Ради Зейнаб Анна Васильевна простила Дубасовой даже ее командирский тон. Зейнаб, Зейнаб — пять лет, прожитых в одной комнатушке общежития на Таганке, один конспект на двоих, общие радости и тревоги!.. Молоденькая ткачиха Зейнаб приехала в институт по путевке Грузии. Маленькая, с косами почти до полу, она вошла в комнату, неся в руке обитый железом сундучок и испуганно кося огромными черными глазами.
— Принимайте новую жиличку, — объявила комендантша.
Зейнаб молча открыла свой сундучок, достала хачапури — пирог с начинкой из сыра, отломила всем по куску, села на кровать и заплакала. Девчата бросились к ней успокаивать, расспрашивать, а она — ни слова по-русски!.. Редкой душевной чистоты человек. Через месяц весь лечебный факультет дружил с ней и помогал. Русский язык Зейнаб освоила удивительно быстро, а девчата от нее понемножку грузинский. Анна Васильевна до сих пор помнила: хачапури, бичо — парень, джигари — родной или, еще лучше, сердечный… Окончила Зейнаб с отличием, уехала к себе в Грузию, а через месяц стало известно: назначена заместителем наркома здравоохранения республики! В войну ушла на фронт, дважды была ранена, орденов и медалей у нее как у хорошего летчика: до Берлина дошла. Через два года после войны с блеском защитила кандидатскую диссертацию, очень счастлива в семейной жизни. И вот завтра Зейнаб будет здесь, в Москве!..

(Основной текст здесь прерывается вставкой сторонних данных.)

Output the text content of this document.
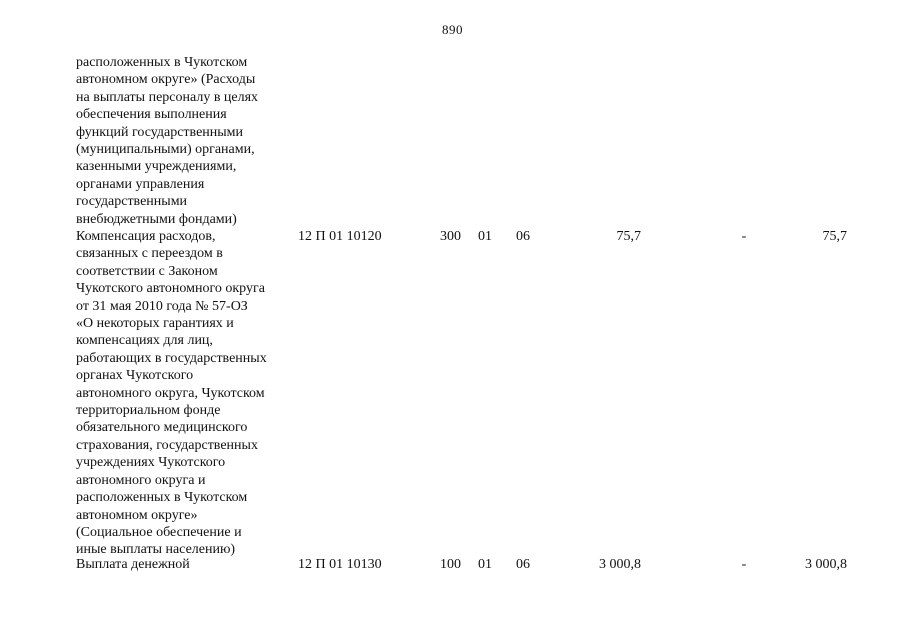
890
расположенных в Чукотском
автономном округе» (Расходы
на выплаты персоналу в целях
обеспечения выполнения
функций государственными
(муниципальными) органами,
казенными учреждениями,
органами управления
государственными
внебюджетными фондами)
Компенсация расходов,
связанных с переездом в
соответствии с Законом
Чукотского автономного округа
от 31 мая 2010 года № 57-ОЗ
«О некоторых гарантиях и
компенсациях для лиц,
работающих в государственных
органах Чукотского
автономного округа, Чукотском
территориальном фонде
обязательного медицинского
страхования, государственных
учреждениях Чукотского
автономного округа и
расположенных в Чукотском
автономном округе»
(Социальное обеспечение и
иные выплаты населению)
12 П 01 10120	300 01 06	75,7	-	75,7
Выплата денежной	12 П 01 10130	100 01 06	3 000,8	-	3 000,8
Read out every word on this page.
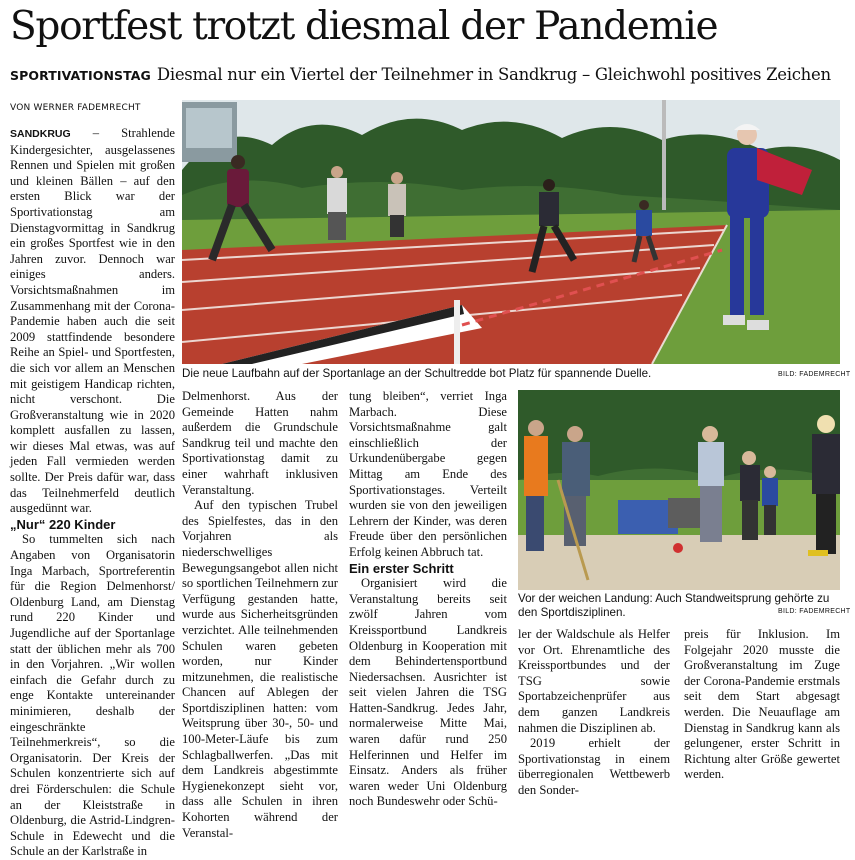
Sportfest trotzt diesmal der Pandemie
SPORTIVATIONSTAG Diesmal nur ein Viertel der Teilnehmer in Sandkrug – Gleichwohl positives Zeichen
VON WERNER FADEMRECHT

SANDKRUG – Strahlende Kindergesichter, ausgelassenes Rennen und Spielen mit großen und kleinen Bällen – auf den ersten Blick war der Sportivationstag am Dienstagvormittag in Sandkrug ein großes Sportfest wie in den Jahren zuvor. Dennoch war einiges anders. Vorsichtsmaßnahmen im Zusammenhang mit der Corona-Pandemie haben auch die seit 2009 stattfindende besondere Reihe an Spiel- und Sportfesten, die sich vor allem an Menschen mit geistigem Handicap richten, nicht verschont. Die Großveranstaltung wie in 2020 komplett ausfallen zu lassen, wir dieses Mal etwas, was auf jeden Fall vermieden werden sollte. Der Preis dafür war, dass das Teilnehmerfeld deutlich ausgedünnt war.

„Nur“ 220 Kinder

So tummelten sich nach Angaben von Organisatorin Inga Marbach, Sportreferentin für die Region Delmenhorst/ Oldenburg Land, am Dienstag rund 220 Kinder und Jugendliche auf der Sportanlage statt der üblichen mehr als 700 in den Vorjahren. „Wir wollen einfach die Gefahr durch zu enge Kontakte untereinander minimieren, deshalb der eingeschränkte Teilnehmerkreis“, so die Organisatorin. Der Kreis der Schulen konzentrierte sich auf drei Förderschulen: die Schule an der Kleiststraße in Oldenburg, die Astrid-Lindgren-Schule in Edewecht und die Schule an der Karlstraße in

Die neue Laufbahn auf der Sportanlage an der Schultredde bot Platz für spannende Duelle.	BILD: FADEMRECHT

Delmenhorst. Aus der Gemeinde Hatten nahm außerdem die Grundschule Sandkrug teil und machte den Sportivationstag damit zu einer wahrhaft inklusiven Veranstaltung.

Auf den typischen Trubel des Spielfestes, das in den Vorjahren als niederschwelliges Bewegungsangebot allen nicht so sportlichen Teilnehmern zur Verfügung gestanden hatte, wurde aus Sicherheitsgründen verzichtet. Alle teilnehmenden Schulen waren gebeten worden, nur Kinder mitzunehmen, die realistische Chancen auf Ablegen der Sportdisziplinen hatten: vom Weitsprung über 30-, 50- und 100-Meter-Läufe bis zum Schlagballwerfen. „Das mit dem Landkreis abgestimmte Hygienekonzept sieht vor, dass alle Schulen in ihren Kohorten während der Veranstal-

tung bleiben“, verriet Inga Marbach. Diese Vorsichtsmaßnahme galt einschließlich der Urkundenübergabe gegen Mittag am Ende des Sportivationstages. Verteilt wurden sie von den jeweiligen Lehrern der Kinder, was deren Freude über den persönlichen Erfolg keinen Abbruch tat.

Ein erster Schritt

Organisiert wird die Veranstaltung bereits seit zwölf Jahren vom Kreissportbund Landkreis Oldenburg in Kooperation mit dem Behindertensportbund Niedersachsen. Ausrichter ist seit vielen Jahren die TSG Hatten-Sandkrug. Jedes Jahr, normalerweise Mitte Mai, waren dafür rund 250 Helferinnen und Helfer im Einsatz. Anders als früher waren weder Uni Oldenburg noch Bundeswehr oder Schü-

Vor der weichen Landung: Auch Standweitsprung gehörte zu den Sportdisziplinen.	BILD: FADEMRECHT

ler der Waldschule als Helfer vor Ort. Ehrenamtliche des Kreissportbundes und der TSG sowie Sportabzeichenprüfer aus dem ganzen Landkreis nahmen die Disziplinen ab.

2019 erhielt der Sportivationstag in einem überregionalen Wettbewerb den Sonder-

preis für Inklusion. Im Folgejahr 2020 musste die Großveranstaltung im Zuge der Corona-Pandemie erstmals seit dem Start abgesagt werden. Die Neuauflage am Dienstag in Sandkrug kann als gelungener, erster Schritt in Richtung alter Größe gewertet werden.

Еще с середины трапа увидев встречающих подруг, маленькая плотная Зейнаб вскрикнула и, выронив из рук полосатый чемоданчик, сбежала, уткнулась, не дотянувшись, Анне Васильевне в шею.
— Анечка, Аннушка!
— Зейнаб, милая!..
Потом был номер в гостинице «Москва», славные, чудесные, беспорядочные слова, какое-то необыкновенное вино в черной, оплетенной соломкой бутылке, памятные хачапури с начинкой из проперченного сыра и тонкий, всепобеждающий запах чайных роз…
Новое здание института сверкало огнями, по широким каменным маршам лестницы откуда-то сверху скатывалась музыка, степенные Мечников, Сеченов, Пирогов, Пастер — целая галерея бессмертных — укоризненно смотрели со стен на ребячливо расшумевшихся докторов, легкомысленно забывших о своем возрасте и положении.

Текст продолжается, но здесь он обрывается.